Everyone manipulates everyone around them unknowingly all the time. Even altruistic behavior exists partly because it makes other people think good things about you.

Only if you'd stop all human contact would you stop that. We're built to want things (mostly sex+resources) from other people, and we're equipped to get it.

We also all have "dark" ("psychopathic") thoughts & behaviors that we're hiding, not only from others but also ourselves. Some people embrace them more than others, some people resist them more than others.

I can suggest The Moral Animal for deeper understanding.

I choose to handle this by not interacting with people.

My wife, a psychologist, says that you could be a psychopath, but its much more likely you have borderline personality disorder or are on the austism spectrum

i don't because i don't meet the diagnostic criteria for ASPD

No. That's a very weird thing to wonder about and almost makes me think you might actually be a psycho.

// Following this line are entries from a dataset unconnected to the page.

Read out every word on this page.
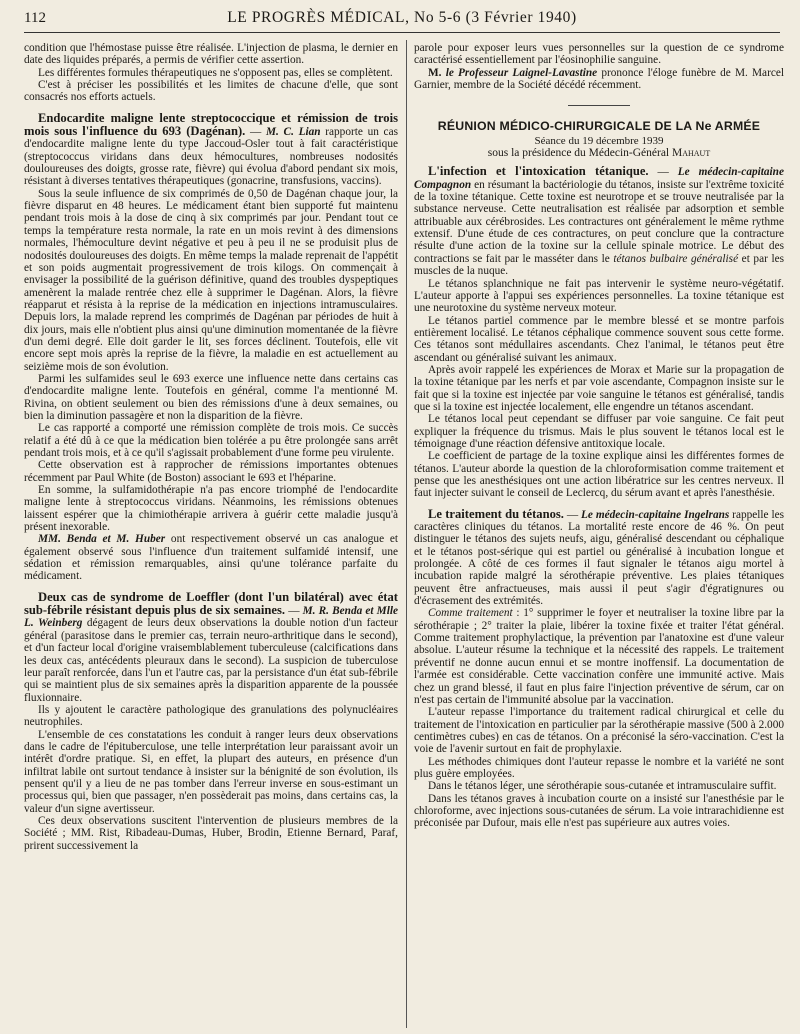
112	LE PROGRÈS MÉDICAL, No 5-6 (3 Février 1940)

condition que l'hémostase puisse être réalisée. L'injection de plasma, le dernier en date des liquides préparés, a permis de vérifier cette assertion.

Les différentes formules thérapeutiques ne s'opposent pas, elles se complètent.

C'est à préciser les possibilités et les limites de chacune d'elle, que sont consacrés nos efforts actuels.

Endocardite maligne lente streptococcique et rémission de trois mois sous l'influence du 693 (Dagénan). — M. C. Lian rapporte un cas d'endocardite maligne lente du type Jaccoud-Osler tout à fait caractéristique (streptococcus viridans dans deux hémocultures, nombreuses nodosités douloureuses des doigts, grosse rate, fièvre) qui évolua d'abord pendant six mois, résistant à diverses tentatives thérapeutiques (gonacrine, transfusions, vaccins).

Sous la seule influence de six comprimés de 0,50 de Dagénan chaque jour, la fièvre disparut en 48 heures. Le médicament étant bien supporté fut maintenu pendant trois mois à la dose de cinq à six comprimés par jour. Pendant tout ce temps la température resta normale, la rate en un mois revint à des dimensions normales, l'hémoculture devint négative et peu à peu il ne se produisit plus de nodosités douloureuses des doigts. En même temps la malade reprenait de l'appétit et son poids augmentait progressivement de trois kilogs. On commençait à envisager la possibilité de la guérison définitive, quand des troubles dyspeptiques amenèrent la malade rentrée chez elle à supprimer le Dagénan. Alors, la fièvre réapparut et résista à la reprise de la médication en injections intramusculaires. Depuis lors, la malade reprend les comprimés de Dagénan par périodes de huit à dix jours, mais elle n'obtient plus ainsi qu'une diminution momentanée de la fièvre d'un demi degré. Elle doit garder le lit, ses forces déclinent. Toutefois, elle vit encore sept mois après la reprise de la fièvre, la maladie en est actuellement au seizième mois de son évolution.

Parmi les sulfamides seul le 693 exerce une influence nette dans certains cas d'endocardite maligne lente. Toutefois en général, comme l'a mentionné M. Rivina, on obtient seulement ou bien des rémissions d'une à deux semaines, ou bien la diminution passagère et non la disparition de la fièvre.

Le cas rapporté a comporté une rémission complète de trois mois. Ce succès relatif a été dû à ce que la médication bien tolérée a pu être prolongée sans arrêt pendant trois mois, et à ce qu'il s'agissait probablement d'une forme peu virulente.

Cette observation est à rapprocher de rémissions importantes obtenues récemment par Paul White (de Boston) associant le 693 et l'héparine.

En somme, la sulfamidothérapie n'a pas encore triomphé de l'endocardite maligne lente à streptococcus viridans. Néanmoins, les rémissions obtenues laissent espérer que la chimiothérapie arrivera à guérir cette maladie jusqu'à présent inexorable.

MM. Benda et M. Huber ont respectivement observé un cas analogue et également observé sous l'influence d'un traitement sulfamidé intensif, une sédation et rémission remarquables, ainsi qu'une tolérance parfaite du médicament.

Deux cas de syndrome de Loeffler (dont l'un bilatéral) avec état sub-fébrile résistant depuis plus de six semaines. — M. R. Benda et Mlle L. Weinberg dégagent de leurs deux observations la double notion d'un facteur général (parasitose dans le premier cas, terrain neuro-arthritique dans le second), et d'un facteur local d'origine vraisemblablement tuberculeuse (calcifications dans les deux cas, antécédents pleuraux dans le second). La suspicion de tuberculose leur paraît renforcée, dans l'un et l'autre cas, par la persistance d'un état sub-fébrile qui se maintient plus de six semaines après la disparition apparente de la poussée fluxionnaire.

Ils y ajoutent le caractère pathologique des granulations des polynucléaires neutrophiles.

L'ensemble de ces constatations les conduit à ranger leurs deux observations dans le cadre de l'épituberculose, une telle interprétation leur paraissant avoir un intérêt d'ordre pratique. Si, en effet, la plupart des auteurs, en présence d'un infiltrat labile ont surtout tendance à insister sur la bénignité de son évolution, ils pensent qu'il y a lieu de ne pas tomber dans l'erreur inverse en sous-estimant un processus qui, bien que passager, n'en possèderait pas moins, dans certains cas, la valeur d'un signe avertisseur.

Ces deux observations suscitent l'intervention de plusieurs membres de la Société ; MM. Rist, Ribadeau-Dumas, Huber, Brodin, Etienne Bernard, Paraf, prirent successivement la

parole pour exposer leurs vues personnelles sur la question de ce syndrome caractérisé essentiellement par l'éosinophilie sanguine.

M. le Professeur Laignel-Lavastine prononce l'éloge funèbre de M. Marcel Garnier, membre de la Société décédé récemment.

RÉUNION MÉDICO-CHIRURGICALE DE LA Ne ARMÉE
Séance du 19 décembre 1939
sous la présidence du Médecin-Général Mahaut

L'infection et l'intoxication tétanique. — Le médecin-capitaine Compagnon en résumant la bactériologie du tétanos, insiste sur l'extrême toxicité de la toxine tétanique. Cette toxine est neurotrope et se trouve neutralisée par la substance nerveuse. Cette neutralisation est réalisée par adsorption et semble attribuable aux cérébrosides. Les contractures ont généralement le même rythme extensif. D'une étude de ces contractures, on peut conclure que la contracture résulte d'une action de la toxine sur la cellule spinale motrice. Le début des contractions se fait par le masséter dans le tétanos bulbaire généralisé et par les muscles de la nuque.

Le tétanos splanchnique ne fait pas intervenir le système neuro-végétatif. L'auteur apporte à l'appui ses expériences personnelles. La toxine tétanique est une neurotoxine du système nerveux moteur.

Le tétanos partiel commence par le membre blessé et se montre parfois entièrement localisé. Le tétanos céphalique commence souvent sous cette forme. Ces tétanos sont médullaires ascendants. Chez l'animal, le tétanos peut être ascendant ou généralisé suivant les animaux.

Après avoir rappelé les expériences de Morax et Marie sur la propagation de la toxine tétanique par les nerfs et par voie ascendante, Compagnon insiste sur le fait que si la toxine est injectée par voie sanguine le tétanos est généralisé, tandis que si la toxine est injectée localement, elle engendre un tétanos ascendant.

Le tétanos local peut cependant se diffuser par voie sanguine. Ce fait peut expliquer la fréquence du trismus. Mais le plus souvent le tétanos local est le témoignage d'une réaction défensive antitoxique locale.

Le coefficient de partage de la toxine explique ainsi les différentes formes de tétanos. L'auteur aborde la question de la chloroformisation comme traitement et pense que les anesthésiques ont une action libératrice sur les centres nerveux. Il faut injecter suivant le conseil de Leclercq, du sérum avant et après l'anesthésie.

Le traitement du tétanos. — Le médecin-capitaine Ingelrans rappelle les caractères cliniques du tétanos. La mortalité reste encore de 46 %. On peut distinguer le tétanos des sujets neufs, aigu, généralisé descendant ou céphalique et le tétanos post-sérique qui est partiel ou généralisé à incubation longue et prolongée. A côté de ces formes il faut signaler le tétanos aigu mortel à incubation rapide malgré la sérothérapie préventive. Les plaies tétaniques peuvent être anfractueuses, mais aussi il peut s'agir d'égratignures ou d'écrasement des extrémités.

Comme traitement : 1° supprimer le foyer et neutraliser la toxine libre par la sérothérapie ; 2° traiter la plaie, libérer la toxine fixée et traiter l'état général. Comme traitement prophylactique, la prévention par l'anatoxine est d'une valeur absolue. L'auteur résume la technique et la nécessité des rappels. Le traitement préventif ne donne aucun ennui et se montre inoffensif. La documentation de l'armée est considérable. Cette vaccination confère une immunité active. Mais chez un grand blessé, il faut en plus faire l'injection préventive de sérum, car on n'est pas certain de l'immunité absolue par la vaccination.

L'auteur repasse l'importance du traitement radical chirurgical et celle du traitement de l'intoxication en particulier par la sérothérapie massive (500 à 2.000 centimètres cubes) en cas de tétanos. On a préconisé la séro-vaccination. C'est la voie de l'avenir surtout en fait de prophylaxie.

Les méthodes chimiques dont l'auteur repasse le nombre et la variété ne sont plus guère employées.

Dans le tétanos léger, une sérothérapie sous-cutanée et intramusculaire suffit.

Dans les tétanos graves à incubation courte on a insisté sur l'anesthésie par le chloroforme, avec injections sous-cutanées de sérum. La voie intrarachidienne est préconisée par Dufour, mais elle n'est pas supérieure aux autres voies.
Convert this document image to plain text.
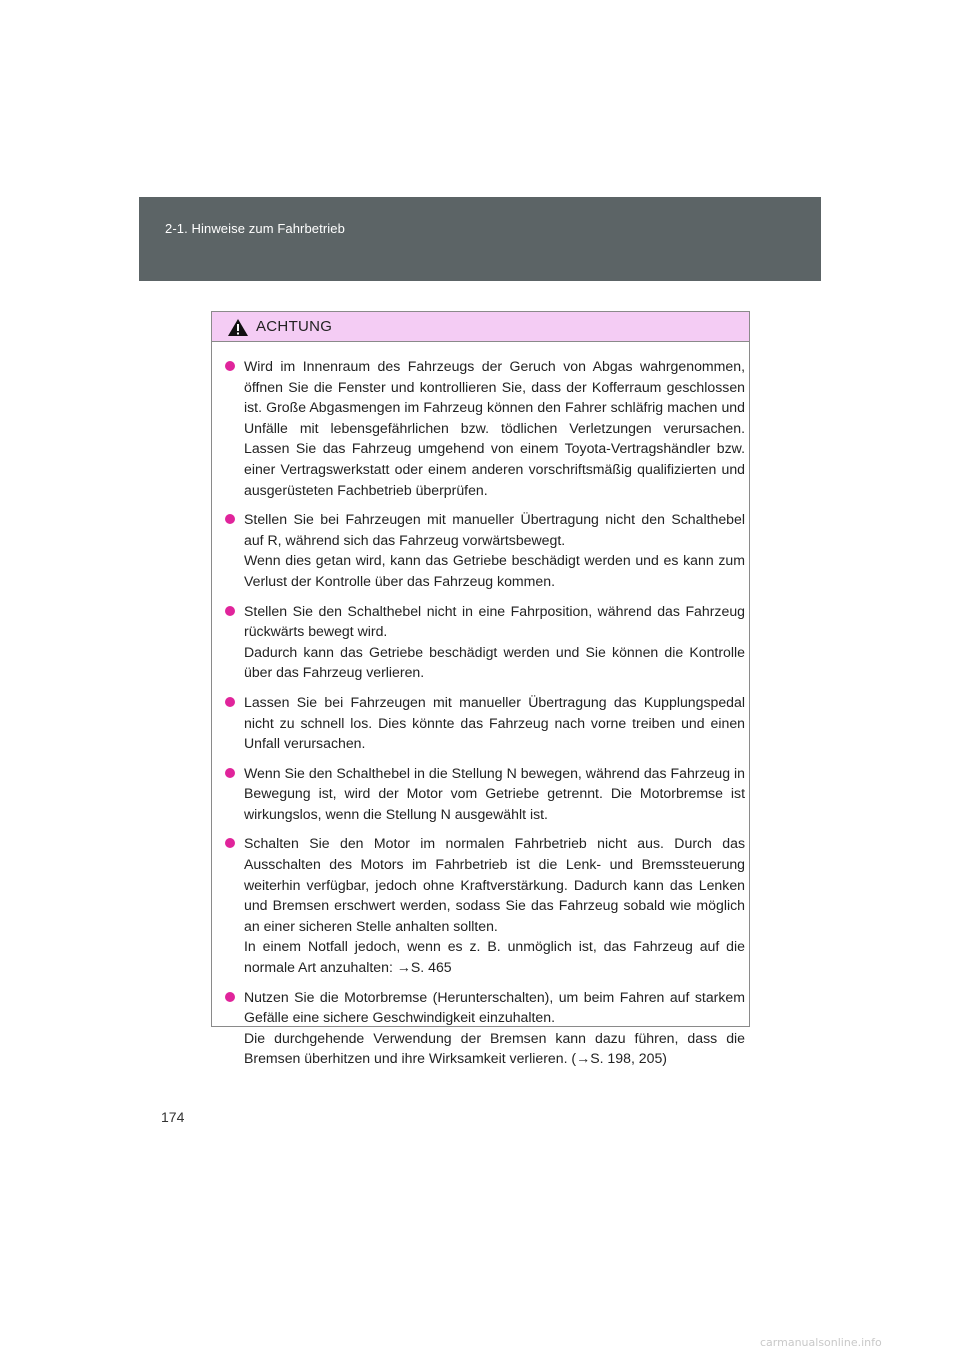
2-1. Hinweise zum Fahrbetrieb
ACHTUNG

Wird im Innenraum des Fahrzeugs der Geruch von Abgas wahrgenommen, öffnen Sie die Fenster und kontrollieren Sie, dass der Kofferraum geschlossen ist. Große Abgasmengen im Fahrzeug können den Fahrer schläfrig machen und Unfälle mit lebensgefährlichen bzw. tödlichen Verletzungen verursachen. Lassen Sie das Fahrzeug umgehend von einem Toyota-Vertragshändler bzw. einer Vertragswerkstatt oder einem anderen vorschriftsmäßig qualifizierten und ausgerüsteten Fachbetrieb überprüfen.

Stellen Sie bei Fahrzeugen mit manueller Übertragung nicht den Schalthebel auf R, während sich das Fahrzeug vorwärtsbewegt.

Wenn dies getan wird, kann das Getriebe beschädigt werden und es kann zum Verlust der Kontrolle über das Fahrzeug kommen.

Stellen Sie den Schalthebel nicht in eine Fahrposition, während das Fahrzeug rückwärts bewegt wird.

Dadurch kann das Getriebe beschädigt werden und Sie können die Kontrolle über das Fahrzeug verlieren.

Lassen Sie bei Fahrzeugen mit manueller Übertragung das Kupplungspedal nicht zu schnell los. Dies könnte das Fahrzeug nach vorne treiben und einen Unfall verursachen.

Wenn Sie den Schalthebel in die Stellung N bewegen, während das Fahrzeug in Bewegung ist, wird der Motor vom Getriebe getrennt. Die Motorbremse ist wirkungslos, wenn die Stellung N ausgewählt ist.

Schalten Sie den Motor im normalen Fahrbetrieb nicht aus. Durch das Ausschalten des Motors im Fahrbetrieb ist die Lenk- und Bremssteuerung weiterhin verfügbar, jedoch ohne Kraftverstärkung. Dadurch kann das Lenken und Bremsen erschwert werden, sodass Sie das Fahrzeug sobald wie möglich an einer sicheren Stelle anhalten sollten.

In einem Notfall jedoch, wenn es z. B. unmöglich ist, das Fahrzeug auf die normale Art anzuhalten: →S. 465

Nutzen Sie die Motorbremse (Herunterschalten), um beim Fahren auf starkem Gefälle eine sichere Geschwindigkeit einzuhalten.

Die durchgehende Verwendung der Bremsen kann dazu führen, dass die Bremsen überhitzen und ihre Wirksamkeit verlieren. (→S. 198, 205)

174
carmanualsonline.info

A psychopath wouldn't be worried about whether they're a psychopath.

They would be worried abouth whether others perceive them as being a psychopath.

With a name like Thorny_Insight, I imagine you’ve already accepted and internalized the possibility that your internally critical mindset is equally external. This doesn’t make you evil, it doesn’t make you awful to be around, it just means that you have embraced the personality that you currently question, even if it isn’t who you truly are.

The world is becoming a very different place and the personality you have is one which is constantly questioned by people that think what is good is conformity and acceptance of anything and everything. There is no reason you need to conform or accept everything at face value.

No, because I knowingly manipulate the people around me. I'm firmly against violence, including emotional and verbal violence, so I make the effort to manipulate people with misdirection and incentives rather than threats or punishment.

Every manipulates others all the time, whether they know it or not, whether they admit it or not. The important thing is to do it ethically, and how can you do that if you're not aware of the effects you have on others?

It's good that you are engaging in self-examination in this way. I might suggest that there's a difference between being honest and being blunt. Just because you refuse to lie does not mean you always need to tell the truth, rather that you only tell the truth. You're allowed to keep silent, to leave a true-but-painful confrontation unspoken.

Oh I definitely omit information. It's just that I don't say things I don't believe/mean.

The important thing is to do it ethically

No, the important thing is not doing it for nefarious or merely self-serving purposes.

I think most people would agree those are ethical concerns.